I’m not a Bayes- or Stan-savvy and playing around with the code (and going through the manual, function reference, and user’s guide) hasn’t helped. All I could find is that and overflow and some initial parameters should be changed but I cannot put my finger on it.

I appreciate your time!

I think this has to do with the automatic selection of initial values. Could you try giving fixed initial values to the sampling to init in sampling?

1 Like

You say that X_t follows a categorical distribution \Pi with category probabilities \lambda, but then later state

X_t = \begin{cases} X_{t-1} &\quad \text{with probability } \alpha_1 \\ U_{t} &\quad \text{with probability } \beta_0 \\ U_{t-1} &\quad \text{with probability } \beta_1 \end{cases}

To me this sounds like two contradicting statements on the distribution of X_t, or perhaps I misunderstand something.

Also, how is X_0 distributed? Is there a U_{-1}?

The error seems to raise from you creation of U_t in the model block. The values initialised are not constrained between 1 and k, causing an error when evaluating
U_t[1] ~ categorical(lambda);. Can you express the likelihood without U_t? I.e.

P(X_t) = \begin{cases}\alpha_1 \mathbb{I}(X_{t-1} = X_{t})\\\beta_0 \Pi(X_t|\lambda)\\ \beta_1(\text{some recursive expression for $U_{t-1}$ depending on $\lambda$ and $X_{t-1}$})\end{cases}
1 Like

Hi there, thanks you both! Sorry for my delay, I wanted to try rewriting the likelihood before getting back to you.

@Kees_Mulder: I tried fixing the initial values using init (by passing it a list and a function making the list) but it didn’t solve the issue.

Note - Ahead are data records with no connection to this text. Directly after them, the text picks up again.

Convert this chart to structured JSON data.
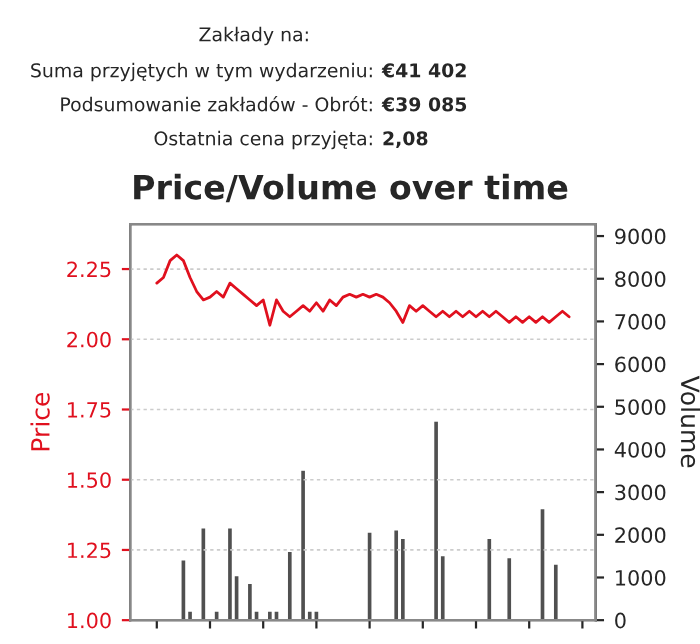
{
  "chart_data": {
    "type": "line",
    "title": "Price/Volume over time",
    "annotations": [
      "Zakłady na:",
      "Suma przyjętych w tym wydarzeniu:",
      "€41 402",
      "Podsumowanie zakładów - Obrót:",
      "€39 085",
      "Ostatnia cena przyjęta:",
      "2,08"
    ],
    "ylabel": "Price",
    "y2label": "Volume",
    "categories": [
      null,
      null,
      null,
      null,
      null,
      null,
      null,
      null,
      null,
      null,
      null,
      null,
      null,
      null,
      null,
      null,
      null,
      null,
      null,
      null,
      null,
      null,
      null,
      null,
      null,
      null,
      null,
      null,
      null,
      null,
      null,
      null,
      null,
      null,
      null,
      null,
      null,
      null,
      null,
      null,
      null,
      null,
      null,
      null,
      null,
      null,
      null,
      null,
      null,
      null,
      null,
      null,
      null,
      null,
      null,
      null,
      null,
      null,
      null,
      null,
      null,
      null,
      null
    ],
    "series": [
      {
        "name": null,
        "type": "bar",
        "axis": "y2",
        "color": "#505050",
        "values": [
          null,
          null,
          null,
          null,
          1400,
          200,
          null,
          2150,
          null,
          200,
          null,
          2150,
          1030,
          null,
          850,
          200,
          null,
          200,
          200,
          null,
          1600,
          null,
          3500,
          200,
          200,
          null,
          null,
          null,
          null,
          null,
          null,
          null,
          2050,
          null,
          null,
          null,
          2100,
          1900,
          null,
          null,
          null,
          null,
          4650,
          1500,
          null,
          null,
          null,
          null,
          null,
          null,
          1900,
          null,
          null,
          1450,
          null,
          null,
          null,
          null,
          2600,
          null,
          1300,
          null,
          null
        ]
      },
      {
        "name": null,
        "axis": "y",
        "color": "#e0101e",
        "values": [
          2.2,
          2.22,
          2.28,
          2.3,
          2.28,
          2.22,
          2.17,
          2.14,
          2.15,
          2.17,
          2.15,
          2.2,
          2.18,
          2.16,
          2.14,
          2.12,
          2.14,
          2.05,
          2.14,
          2.1,
          2.08,
          2.1,
          2.12,
          2.1,
          2.13,
          2.1,
          2.14,
          2.12,
          2.15,
          2.16,
          2.15,
          2.16,
          2.15,
          2.16,
          2.15,
          2.13,
          2.1,
          2.06,
          2.12,
          2.1,
          2.12,
          2.1,
          2.08,
          2.1,
          2.08,
          2.1,
          2.08,
          2.1,
          2.08,
          2.1,
          2.08,
          2.1,
          2.08,
          2.06,
          2.08,
          2.06,
          2.08,
          2.06,
          2.08,
          2.06,
          2.08,
          2.1,
          2.08
        ]
      }
    ],
    "ylim": [
      1.0,
      2.41
    ],
    "yticks": [
      {
        "value": 1.0,
        "label": "1.00"
      },
      {
        "value": 1.25,
        "label": "1.25"
      },
      {
        "value": 1.5,
        "label": "1.50"
      },
      {
        "value": 1.75,
        "label": "1.75"
      },
      {
        "value": 2.0,
        "label": "2.00"
      },
      {
        "value": 2.25,
        "label": "2.25"
      }
    ],
    "y2lim": [
      0,
      9280
    ],
    "y2ticks": [
      0,
      1000,
      2000,
      3000,
      4000,
      5000,
      6000,
      7000,
      8000,
      9000
    ],
    "grid": "y",
    "legend": false,
    "marker": "none",
    "line_style": "solid"
  }
}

@TeemuSailynoja: I should have mentioned that the marginal distribution of the observed X_t's and the unobserved U_t's are the same; X_{1, 2, \dots,t} is a mixture of U_{0,1, 2, \dots, t}'s, and assuming that U_{t} is iid stationary (and follows \Pi) entails that the marginal distribution of X_t would also follow \Pi. Writing X_t recursively also leads there

I am skeptical whether I can really write it recursively. However, I found closed-form expression for the joint probabilities from Weiss (2009):

\begin{aligned} &P(X_t = i_0, X_{t-1} = i_1, U_t = j_0, U_{t-1} = j_1) = \\ &p_{j_0}p_{j_1} \cdot (\beta_0 \delta_{i_0 j_0} + \beta_1 \delta_{i_0 j_1} + \alpha_1 \delta_{i_0 i_1})((1 - \beta_0) p_{i_1} + \beta_0 \delta_{i_1 j_1}) \end{aligned} \quad,

in which \delta is the Kronecker delta and p_{m_n}'s are the probabilities of X_t/U_t having the category m_n.

And its (GPT-assisted) implementation in Stan runs (although doesn’t estimate \beta_0 and \beta_1 correctly):

data {
  int<lower=1> N;           // Number of observations in the sequence
  int<lower=1> k;           // Number of categories
  int<lower=1, upper=k> X[N];  // Observed data sequence
}

parameters {
  simplex[3] psi;           // psi[1] is alpha1, psi[2] is beta0, psi[3] is beta1
  simplex[k] p;             // Marginal probabilities of categories as a parameter
}

model {  
  // Likelihood
  for (t in 2:N) {
    vector[k] probs = rep_vector(0, k);  // Initialize category probabilities
    for (j0 in 1:k) {  // Corrected loop declaration
      for (j1 in 1:k) {  // Corrected loop declaration
        real common_term = psi[2] * (j0 == X[t]) + psi[3] * (j1 == X[t]) + psi[1] * (X[t-1] == X[t]);
        common_term *= ((1 - psi[2]) * p[X[t-1]] + psi[2] * (X[t-1] == j1));
        probs[X[t]] += p[j0] * p[j1] * common_term;
      }
    }
    target += log(probs[X[t]]);  // Add log probability of observing X[t]
  }
}
``

I think I would/should/might be able to figure out the problem with $\beta_0$ and $\beta_1$ estimation; it could be due to using the incorrect expression for the joint probability (I derived it from a more general expression).

---

**P.S.** Regardless of the correct likelihood function (which would result in wrong estimates) for my own understanding, I'm a still curious to know how could I have avoided the Stan error.